Trump has falsely claimed that the Keystone XL Pipeline would create 28,000 good construction jobs, though reports suggest he exaggerated the number by a factor of seven. And the White House website suggests that eliminating regulations like the Climate Action Plan and Waters of the US rule would increase worker wages by more than $30 billion over the next seven years, but according to Climate Central , that number is actually based on a non-peer-reviewed paper (written for a fossil industry organization) that looked at the potential economic impacts of opening all protected federal land to unlimited mining and drilling.
According to the EDF report, however, the compound annual growth rate of employment in the fossil fuel industry (a measurement of average amount of increase per year) was -4.5% between 2012 and 2015. Renewable energy jobs had a rate of 6% during that period. Oil and gas production jobs increased in November 2016 for the first time in two years, following a slump caused by low oil prices. The average number of employees at US coal mines dropped by 12% in 2015, according to the EIA .

When it comes to electricity generation in the US, the Department of Energy’s 2017 E nergy and Employment R eport suggests that the solar industry now employs more people than coal, oil and gas combined. Oil still employs the largest share when including jobs related to fuels, however.

“Our findings would lead us to believe that the right place to invest dollars are in renewable energy rather than fossil fuels,” Delaney says. “These jobs are widely geographically distributed, they’re high paying, they apply to both manufacturing and professional workers, and there are a lot of them.”

Delaney says one of the most surprising findings of the EDF report is that 70% of the 2.2 million Americans who work in jobs related to energy efficiency are employed by companies with 10 employees or less.

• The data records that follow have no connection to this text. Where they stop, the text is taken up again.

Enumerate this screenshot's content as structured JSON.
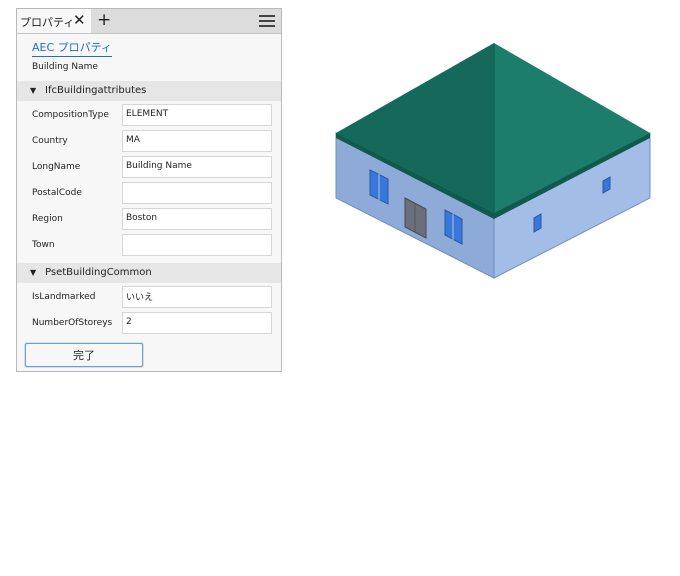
{
  "panel": {
    "tab_label": "プロパティ",
    "close_glyph": "✕",
    "add_glyph": "+",
    "menu_icon": "hamburger-menu-icon",
    "aec_link": "AEC プロパティ",
    "building_name": "Building Name",
    "sections": [
      {
        "title": "IfcBuildingattributes",
        "fields": [
          {
            "label": "CompositionType",
            "value": "ELEMENT"
          },
          {
            "label": "Country",
            "value": "MA"
          },
          {
            "label": "LongName",
            "value": "Building Name"
          },
          {
            "label": "PostalCode",
            "value": ""
          },
          {
            "label": "Region",
            "value": "Boston"
          },
          {
            "label": "Town",
            "value": ""
          }
        ]
      },
      {
        "title": "PsetBuildingCommon",
        "fields": [
          {
            "label": "IsLandmarked",
            "value": "いいえ"
          },
          {
            "label": "NumberOfStoreys",
            "value": "2"
          }
        ]
      }
    ],
    "done_label": "完了"
  },
  "colors": {
    "roof": "#16705f",
    "wall_left": "#8eaad6",
    "wall_right": "#a3bde6",
    "window": "#3a78d8",
    "door": "#6b6f7a",
    "link": "#1f6fc5"
  }
}
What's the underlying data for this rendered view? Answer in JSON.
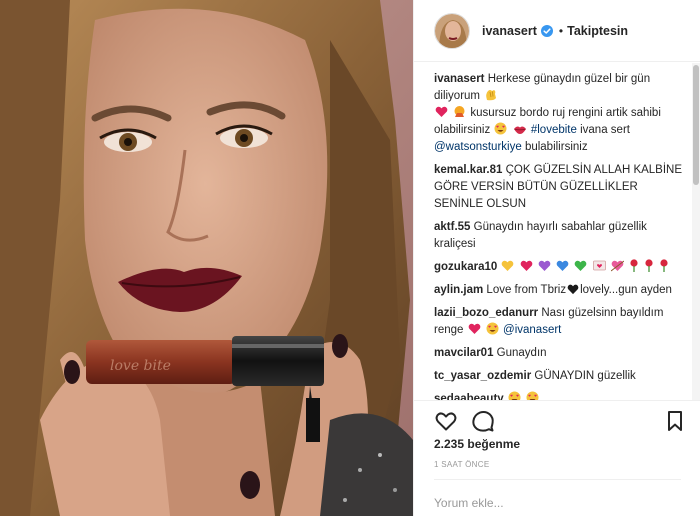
{
  "header": {
    "username": "ivanasert",
    "follow_status": "Takiptesin",
    "dot": "•"
  },
  "caption": {
    "username": "ivanasert",
    "part1": "Herkese günaydın güzel bir gün diliyorum",
    "part2": "kusursuz bordo ruj rengini artik sahibi olabilirsiniz",
    "hashtag": "#lovebite",
    "part3": "ivana sert",
    "mention": "@watsonsturkiye",
    "part4": "bulabilirsiniz"
  },
  "comments": [
    {
      "username": "kemal.kar.81",
      "text": "ÇOK GÜZELSİN ALLAH KALBİNE GÖRE VERSİN BÜTÜN GÜZELLİKLER SENİNLE OLSUN"
    },
    {
      "username": "aktf.55",
      "text": "Günaydın hayırlı sabahlar güzellik kraliçesi"
    },
    {
      "username": "gozukara10",
      "text": ""
    },
    {
      "username": "aylin.jam",
      "text_a": "Love from Tbriz",
      "text_b": "lovely...gun ayden"
    },
    {
      "username": "lazii_bozo_edanurr",
      "text": "Nası güzelsinn bayıldım renge",
      "mention": "@ivanasert"
    },
    {
      "username": "mavcilar01",
      "text": "Gunaydın"
    },
    {
      "username": "tc_yasar_ozdemir",
      "text": "GÜNAYDIN güzellik"
    },
    {
      "username": "sedaabeauty",
      "text": ""
    }
  ],
  "actions": {
    "likes": "2.235 beğenme",
    "time": "1 SAAT ÖNCE",
    "icons": [
      "heart-icon",
      "comment-icon",
      "bookmark-icon"
    ]
  },
  "comment_box": {
    "placeholder": "Yorum ekle..."
  },
  "colors": {
    "text": "#262626",
    "link": "#003569",
    "muted": "#999999",
    "verified": "#3897f0",
    "border": "#efefef"
  }
}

“What we’re talking about here are American small businesses,” she says, adding that because many sustainability jobs involve installation, maintenance and construction, they’re harder to outsource.

Although federal subsidies and tax credits have helped foster the growth of solar and wind power in the US – thereby adding jobs in those industries – much of the trend is due to the falling prices of both technologies. The EDF’s report suggests the cost of production for solar PV panels dropped 72% between 2010 and 2015, making solar power much more competitive in the energy market. Solar deployment, consequently, has expanded tenfold since 2010, from 876 to 10,727 megawatts installed annually.

It’s possible that Trump’s promises to scale back environmental regulation and cut research in renewables might add new fossil fuel industry jobs and even curtain growth in the sustainability sector, but market forces suggest it would be very difficult to stop the overall trend towards renewables. The DOE’s Energy and Employment Report predicts that energy efficiency employment will have a 9% growth rate over the next 12 months – higher than any other energy sector.

“I think it’s really all about speed of transition,” Delaney says. “I think the transition will continue, but there’s a role that the federal government can play in supporting that, which is significant.”

If the federal government abandons that role in order to boost the fossil fuels industry, she says, the US will be giving up a tremendous growth opportunity.